Most of my life I have yearned to matter, to make a difference – to be a part of something bigger than me! Yesterday I finally was.
It all began as an ordinary meeting but after just a few minutes you began to sense a shift in the room and knew something extraordinary was about to happen. 20 pastors from the Elk Grove, California area left the walls of their respective churches and denominations to come together as one for the purpose of pledging their support to see child sex trafficking eradicated in the Sacramento area and to help build the first Courage House, a home for children rescued from this hideous evil. They were of one heart, one mind and one voice. It was beautiful watch and be apart of. It was amazing – some would even say miraculous.
After I finished updating the pastors of our need to raise $770,000.00 in 70 days, I introduced the pastors to a woman whose daughter had been sex trafficked in our area and told them her story. Two years ago, she gave her then 17 year old daughter, permission to go get a Jamba Juice at their neighborhood shopping center with a family friend. They live in a safe, suburban area outside Sacramento, California. I give the same permission to my teenagers. However, this teenager was different. She never returned home.

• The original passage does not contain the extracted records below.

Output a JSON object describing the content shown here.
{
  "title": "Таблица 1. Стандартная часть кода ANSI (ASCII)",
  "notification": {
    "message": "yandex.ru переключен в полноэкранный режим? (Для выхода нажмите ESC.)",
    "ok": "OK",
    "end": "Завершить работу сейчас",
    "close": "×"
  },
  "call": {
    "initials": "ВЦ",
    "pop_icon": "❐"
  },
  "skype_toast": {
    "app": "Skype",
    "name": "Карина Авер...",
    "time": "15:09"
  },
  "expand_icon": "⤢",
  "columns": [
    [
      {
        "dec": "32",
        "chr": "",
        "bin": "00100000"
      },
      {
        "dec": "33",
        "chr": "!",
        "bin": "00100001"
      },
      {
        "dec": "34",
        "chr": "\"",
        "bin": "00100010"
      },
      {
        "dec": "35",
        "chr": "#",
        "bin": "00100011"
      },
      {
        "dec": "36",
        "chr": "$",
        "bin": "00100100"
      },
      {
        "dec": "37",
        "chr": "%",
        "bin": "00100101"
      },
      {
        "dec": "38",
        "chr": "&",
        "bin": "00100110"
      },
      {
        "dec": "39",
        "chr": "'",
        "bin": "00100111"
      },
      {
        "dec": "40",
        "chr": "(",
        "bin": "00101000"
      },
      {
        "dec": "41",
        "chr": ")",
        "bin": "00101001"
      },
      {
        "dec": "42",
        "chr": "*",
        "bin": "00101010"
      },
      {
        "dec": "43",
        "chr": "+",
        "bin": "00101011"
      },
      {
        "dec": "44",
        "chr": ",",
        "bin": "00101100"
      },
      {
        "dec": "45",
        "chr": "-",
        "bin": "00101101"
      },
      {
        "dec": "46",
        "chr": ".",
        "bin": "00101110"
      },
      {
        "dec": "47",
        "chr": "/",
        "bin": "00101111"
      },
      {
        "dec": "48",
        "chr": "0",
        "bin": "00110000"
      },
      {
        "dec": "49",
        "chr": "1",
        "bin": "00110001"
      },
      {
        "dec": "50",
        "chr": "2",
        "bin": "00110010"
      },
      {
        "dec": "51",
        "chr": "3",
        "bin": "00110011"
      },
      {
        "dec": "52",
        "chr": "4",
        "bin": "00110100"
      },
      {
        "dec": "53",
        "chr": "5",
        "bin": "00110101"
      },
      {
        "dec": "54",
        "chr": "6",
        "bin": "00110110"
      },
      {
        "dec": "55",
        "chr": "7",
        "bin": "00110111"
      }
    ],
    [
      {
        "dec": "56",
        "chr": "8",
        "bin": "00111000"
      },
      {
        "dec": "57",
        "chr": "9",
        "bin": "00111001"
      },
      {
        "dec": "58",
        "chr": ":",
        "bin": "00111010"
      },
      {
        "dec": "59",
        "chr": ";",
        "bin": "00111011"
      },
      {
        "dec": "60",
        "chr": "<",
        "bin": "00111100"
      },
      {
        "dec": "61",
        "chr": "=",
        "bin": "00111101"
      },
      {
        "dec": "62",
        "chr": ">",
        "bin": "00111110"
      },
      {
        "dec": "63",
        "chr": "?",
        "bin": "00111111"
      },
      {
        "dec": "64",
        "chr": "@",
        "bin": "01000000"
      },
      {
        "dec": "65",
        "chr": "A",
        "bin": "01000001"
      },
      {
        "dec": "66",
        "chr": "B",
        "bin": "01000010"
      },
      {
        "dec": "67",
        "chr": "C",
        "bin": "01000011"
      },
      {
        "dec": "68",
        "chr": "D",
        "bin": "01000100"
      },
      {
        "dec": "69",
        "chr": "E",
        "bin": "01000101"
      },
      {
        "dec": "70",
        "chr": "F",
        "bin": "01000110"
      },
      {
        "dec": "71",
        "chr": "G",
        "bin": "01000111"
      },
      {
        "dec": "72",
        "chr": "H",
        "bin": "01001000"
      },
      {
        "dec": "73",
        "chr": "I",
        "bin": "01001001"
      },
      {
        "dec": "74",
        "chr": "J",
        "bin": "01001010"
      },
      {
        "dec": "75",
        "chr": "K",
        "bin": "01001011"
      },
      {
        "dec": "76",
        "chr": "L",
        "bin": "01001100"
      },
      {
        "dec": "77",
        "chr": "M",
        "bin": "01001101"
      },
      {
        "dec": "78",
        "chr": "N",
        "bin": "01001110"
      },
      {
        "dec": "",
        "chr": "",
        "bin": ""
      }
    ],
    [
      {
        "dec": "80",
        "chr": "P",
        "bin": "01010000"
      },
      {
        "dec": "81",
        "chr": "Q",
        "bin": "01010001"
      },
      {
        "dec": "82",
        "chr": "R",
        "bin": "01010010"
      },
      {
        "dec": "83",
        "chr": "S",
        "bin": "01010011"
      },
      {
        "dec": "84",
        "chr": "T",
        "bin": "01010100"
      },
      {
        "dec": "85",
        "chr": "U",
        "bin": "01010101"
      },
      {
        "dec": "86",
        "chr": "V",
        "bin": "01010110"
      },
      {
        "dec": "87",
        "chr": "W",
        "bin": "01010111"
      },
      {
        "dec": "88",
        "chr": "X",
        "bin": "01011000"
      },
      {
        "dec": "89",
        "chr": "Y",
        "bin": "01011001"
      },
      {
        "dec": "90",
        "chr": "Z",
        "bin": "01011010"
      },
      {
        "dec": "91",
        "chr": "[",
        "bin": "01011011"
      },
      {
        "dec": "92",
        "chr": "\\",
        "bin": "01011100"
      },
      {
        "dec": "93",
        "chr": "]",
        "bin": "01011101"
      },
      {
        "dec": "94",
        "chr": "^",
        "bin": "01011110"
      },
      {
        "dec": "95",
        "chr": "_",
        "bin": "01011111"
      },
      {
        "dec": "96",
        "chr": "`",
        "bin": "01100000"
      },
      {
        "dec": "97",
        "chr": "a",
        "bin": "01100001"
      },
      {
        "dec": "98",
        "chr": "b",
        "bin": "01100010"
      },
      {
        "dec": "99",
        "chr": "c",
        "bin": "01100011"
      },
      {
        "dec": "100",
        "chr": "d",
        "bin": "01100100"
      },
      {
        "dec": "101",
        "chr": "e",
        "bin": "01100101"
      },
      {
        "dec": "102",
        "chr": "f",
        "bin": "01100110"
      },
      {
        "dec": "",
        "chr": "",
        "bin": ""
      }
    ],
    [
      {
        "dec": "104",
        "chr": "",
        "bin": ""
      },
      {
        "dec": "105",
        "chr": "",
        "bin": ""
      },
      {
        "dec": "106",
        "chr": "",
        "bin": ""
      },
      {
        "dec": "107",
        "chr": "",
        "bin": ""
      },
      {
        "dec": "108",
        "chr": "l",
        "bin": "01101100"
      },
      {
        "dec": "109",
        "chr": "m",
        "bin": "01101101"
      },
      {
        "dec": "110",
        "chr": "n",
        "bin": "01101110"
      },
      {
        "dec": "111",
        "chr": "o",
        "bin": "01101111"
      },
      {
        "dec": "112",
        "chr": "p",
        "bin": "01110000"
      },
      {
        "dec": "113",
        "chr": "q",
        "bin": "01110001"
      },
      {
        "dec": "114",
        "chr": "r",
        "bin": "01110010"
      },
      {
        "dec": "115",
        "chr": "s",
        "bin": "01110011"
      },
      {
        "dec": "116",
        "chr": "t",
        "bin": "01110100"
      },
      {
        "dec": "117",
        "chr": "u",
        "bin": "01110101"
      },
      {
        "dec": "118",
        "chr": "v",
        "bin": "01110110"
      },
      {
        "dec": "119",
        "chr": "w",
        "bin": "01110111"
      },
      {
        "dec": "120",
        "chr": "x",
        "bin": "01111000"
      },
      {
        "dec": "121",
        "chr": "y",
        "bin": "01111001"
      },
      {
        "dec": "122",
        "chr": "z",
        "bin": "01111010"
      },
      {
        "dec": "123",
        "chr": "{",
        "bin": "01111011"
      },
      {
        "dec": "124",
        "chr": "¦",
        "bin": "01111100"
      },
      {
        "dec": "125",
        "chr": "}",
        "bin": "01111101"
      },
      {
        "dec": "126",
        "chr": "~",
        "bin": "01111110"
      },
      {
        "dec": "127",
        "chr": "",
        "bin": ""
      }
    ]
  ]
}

A car pulled up at the Jamba Juice and this teenager was manipulated like so many others by a pimp disguising himself as a wanna be boyfriend. He promised her love; they all do. After gaining her trust, he brought her to a hotel in another “safe” area of Sacramento, where he repeatedly raped and threatened her. When he was done, he then trafficked her against her will to the Bay Area and sold her over and over again for 8 days. 8 long days not knowing if your child is dead or alive. I cannot imagine this mother’s pain. But this story had a happy ending or so I thought. The FBI found this teenager. This teenager had a loving home to return to. But it wasn’t enough. The damage and suffering from the trauma was great. There were no resources or services dedicated to the children who have suffered this kind of trauma … the trauma of being held against your will and sold as a commodity. I derived some satisfaction in reporting to the pastors at least the perpetrator was put away in federal prison for 12 years … not long enough in my opinion.
When I finished sharing this woman’s story with the pastors many of them were crying silent tears. I asked my new friend if she had anything to say to these leaders. She did. She challenged the group of pastors to remove the blinders they may have been wearing regarding this evil in our area. She begged them to face it, to see it and not put the blinders back on because it is more comfortable. She challenged them to be courageous and lead an army to rescue these kids from the evil that is attacking them and robbing them of their innocence. What a moment – a precious moment when I realized I was in the midst of something bigger than me. Everyone in the room was crying some of us were sobbing.
I then introduced the pastors to a woman I met only days ago. She said “I am one of your girls – I was abused at home then trafficked in the manner you described.” I looked in her eyes and I couldn’t see any evidence of what she was telling me. I simply said “you are so beautiful”. She said “I know – I am a new creature. God put me back together.” She looked at the pastors and told them it was hard being Rahab (a prostitute in Joshua chapter 2 of the bible) but God had saved her. She too challenged them to build a home for these children, to build Courage House. It was a holy moment.
The pastors then asked for permission to pray for these two women. We all surrounded them with our arms and with our love. I could feel an army rising as bold prayers were being offered on behalf of them and the children still held captive. Again, I felt a part of something so much bigger than me.
After this precious time together, I took the pastors in a dark room to view the music video “Believe in Me”. Many, many people told me these pastors would not be courageous enough to play the video in their churches because of the violence depicted in the scenes. They were wrong. These pastors are very courageous; even bold and more importantly, spirit led! At the end of the video no one moved. We couldn’t. We all just sat in silence, horrified at what we had seen, horrified that any child would have to endure that kind of evil. The darkness of the room enveloped us as we all wrestled with our own emotions. I sensed anger rising from the group and felt it rise in my own spirit. My team and I quietly slipped from the room, allowing the pastors to talk openly among themselves.
As I slipped from that dark room into the warm sunshine outside, my spirit felt bathed in hope and light in spite of the reality I had just seen on the screen! It IS going to happen! These children are going to be rescued and provided a safe home. Good does triumph over evil but only when good men and women chose to DO something instead of turning away. This is what I have been waiting for my entire life … to be apart of something that is bigger than me, to be a part of something God sized! Aren’t you?